Tank size is 55 gallon with 8 fish...All my water quality levels check out okay Nitrite 0, amonia 0, PH of 7.6 to 8.0, temp of 78F and hardness about 8-10. I usually do a 10-15% water change once a week and try not to overfeed them as I have an auto feeder. I recently lost one fish (found it getting torn apart by the others) not sure if it died as a result of a sikness?? I do have several malawi cichlids from zebra to achi and a frontosa and couple of peacocks. Can any one help me or tell me what is happening to my fish before they start dying???

Thanks 
F


----------



## cichlidaholic (Dec 7, 2005)

What are your nitrate readings? (That's a very minimal water change amount - I would increase it to 30% weekly...)

What is the full stock list on the tank? How big are the fish?

Your stock list sounds suspect as far as dietary and temperament needs go, so this may be the stressor in your tank, causing the problems. Most illnesses are brought on by stress, especially bloat. Frontosa are from Lake Tanganyika, not Lake Malawi, and have different needs and dispositions.

Do you have adequate filtration on the tank? How many gphs are you running through the filtration?

How long since the fish died?

Any reclusive behaviour?

How do they look? Good colour? Clamped fins?

Kim

Good surface movement?


----------



## nebratfe (Mar 10, 2008)

Hi Kim,

To answer your questions;
1) I have a canister Fluval 405 which is designed for a 100 gallon tank or up to 340 gph.

2) In respect to the actual fish type I have 
- one frontosa F-1, yellow lab, zebra, 2 peacocks, 2 achi and albino. Now they are all male as far as I can tell; however, I am no expert on sexing fish. PS - I know frontosa is not a Malawi fish, I meant majority of my fish are.

3) Fish size is approximately 3" for the most part, with one of my achi at about 3.5 or 4"

4) It has been about a week now since I noticed it was dead; I was away on a work trip and came back a week later found the fish half eaten with several picking it apart. By the looks of it, I dont think it was killed that long prior to my discovery.

5) In respect to Nitrate levels are 0 as I test the tank myself throughout the week and take a sample of water to the local fish store on the weekend and all seems to check out okay.

6) Fish seem to be acting normally, I have pleanty of hiding spots so they do hide at times however most of the time the are swiming through the rocks, when the sense food fly like crazy and are all eating. Colour is good on all of them, very vivid nothing out of the ordinary to be honest, no swimming on the side or sitting on the bottom or to the top. No clamped fins or cotton in the mouth or rectal areas.

The only thing as far as I have noticed is heavy breathing (mouth opening very quickly and some fast gill movement) and at times notice clear strigy poop. the reason I caught on to that was that I saw the fish at the store and they seemed so calm and not moving their mouth as much.

As I said the tank itself has crushed colar on the bottom and several real coral within the tank, in addition to rocks as plants to hide in.
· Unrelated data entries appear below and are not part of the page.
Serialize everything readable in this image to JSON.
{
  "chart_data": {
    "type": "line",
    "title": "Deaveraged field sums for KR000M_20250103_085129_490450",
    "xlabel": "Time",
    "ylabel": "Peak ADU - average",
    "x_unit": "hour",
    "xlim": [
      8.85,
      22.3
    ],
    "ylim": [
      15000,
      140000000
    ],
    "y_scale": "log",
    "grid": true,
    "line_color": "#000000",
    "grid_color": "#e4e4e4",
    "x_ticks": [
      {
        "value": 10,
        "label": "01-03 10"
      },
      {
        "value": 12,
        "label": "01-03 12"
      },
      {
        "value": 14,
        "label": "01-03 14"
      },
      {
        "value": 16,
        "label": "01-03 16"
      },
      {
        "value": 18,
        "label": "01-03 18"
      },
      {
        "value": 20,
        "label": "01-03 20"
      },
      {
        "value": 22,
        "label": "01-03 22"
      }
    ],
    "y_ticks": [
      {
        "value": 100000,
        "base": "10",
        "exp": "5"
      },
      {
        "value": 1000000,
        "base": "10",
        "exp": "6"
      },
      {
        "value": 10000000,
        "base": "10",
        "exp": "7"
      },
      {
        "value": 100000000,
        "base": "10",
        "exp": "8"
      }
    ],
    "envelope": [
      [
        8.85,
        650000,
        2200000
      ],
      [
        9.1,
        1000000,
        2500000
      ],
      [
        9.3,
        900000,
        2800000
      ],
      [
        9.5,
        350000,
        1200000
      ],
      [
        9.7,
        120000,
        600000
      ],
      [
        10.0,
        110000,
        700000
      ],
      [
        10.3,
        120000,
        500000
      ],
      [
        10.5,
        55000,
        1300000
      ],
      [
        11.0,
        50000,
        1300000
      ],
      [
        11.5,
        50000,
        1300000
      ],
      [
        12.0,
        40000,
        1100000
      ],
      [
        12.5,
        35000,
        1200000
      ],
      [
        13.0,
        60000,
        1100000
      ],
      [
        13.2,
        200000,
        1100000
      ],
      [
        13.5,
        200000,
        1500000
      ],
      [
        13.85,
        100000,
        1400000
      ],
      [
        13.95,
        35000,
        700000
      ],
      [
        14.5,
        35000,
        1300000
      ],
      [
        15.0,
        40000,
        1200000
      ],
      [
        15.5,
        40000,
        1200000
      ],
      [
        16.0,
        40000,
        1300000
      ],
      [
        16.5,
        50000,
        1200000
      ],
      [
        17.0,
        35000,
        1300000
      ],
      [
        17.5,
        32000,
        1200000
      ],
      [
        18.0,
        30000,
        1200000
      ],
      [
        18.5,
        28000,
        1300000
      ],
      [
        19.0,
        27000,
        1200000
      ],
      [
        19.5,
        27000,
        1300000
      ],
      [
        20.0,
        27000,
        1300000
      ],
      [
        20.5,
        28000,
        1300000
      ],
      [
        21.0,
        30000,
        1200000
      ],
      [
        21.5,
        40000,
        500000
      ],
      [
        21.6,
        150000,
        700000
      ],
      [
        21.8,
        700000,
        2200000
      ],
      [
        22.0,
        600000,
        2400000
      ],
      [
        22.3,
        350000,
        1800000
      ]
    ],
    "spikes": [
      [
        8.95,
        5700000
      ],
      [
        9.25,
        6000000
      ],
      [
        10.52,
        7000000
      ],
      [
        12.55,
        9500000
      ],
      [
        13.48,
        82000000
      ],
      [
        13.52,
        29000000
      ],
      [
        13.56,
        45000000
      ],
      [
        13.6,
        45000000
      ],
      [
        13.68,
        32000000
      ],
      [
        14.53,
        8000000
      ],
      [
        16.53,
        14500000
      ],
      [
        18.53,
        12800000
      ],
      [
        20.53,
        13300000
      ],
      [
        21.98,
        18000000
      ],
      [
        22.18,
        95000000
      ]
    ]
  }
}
Front of the tank and top has pleanty of swimming room. I mean I tried to replicate original habitat as much as I could. Dont know what is happening right now, however I would be devestated if I lost more fish.

Thanks, 
any help or action suggestions would be awesome!

F


----------



## cichlidaholic (Dec 7, 2005)

Unless this is a heavily planted tank, it's impossible to have a zero nitrate reading, so the test results are suspect.

Are you using dip strips, or liquid reagent test kits? How long have they been open?

How about the ph test?

What is your ph straight from the tap?

The crushed coral and additional coral should be raising your ph. It may not be necessary, and the coral itself isn't really applicable to their natural habitat, if that is why you are using it.

How often do you clean your filter? That's a good filter, but with your minimal water changes, I would want to make sure it was running in tip top shape all the time, and be very very careful not to overfeed.

Right now, I'm not convinced they have bloat. I would try doing some frequent water changes over the next few days of about 30%, and check the filter out good.

Did you remove the dead fish?

Kim


----------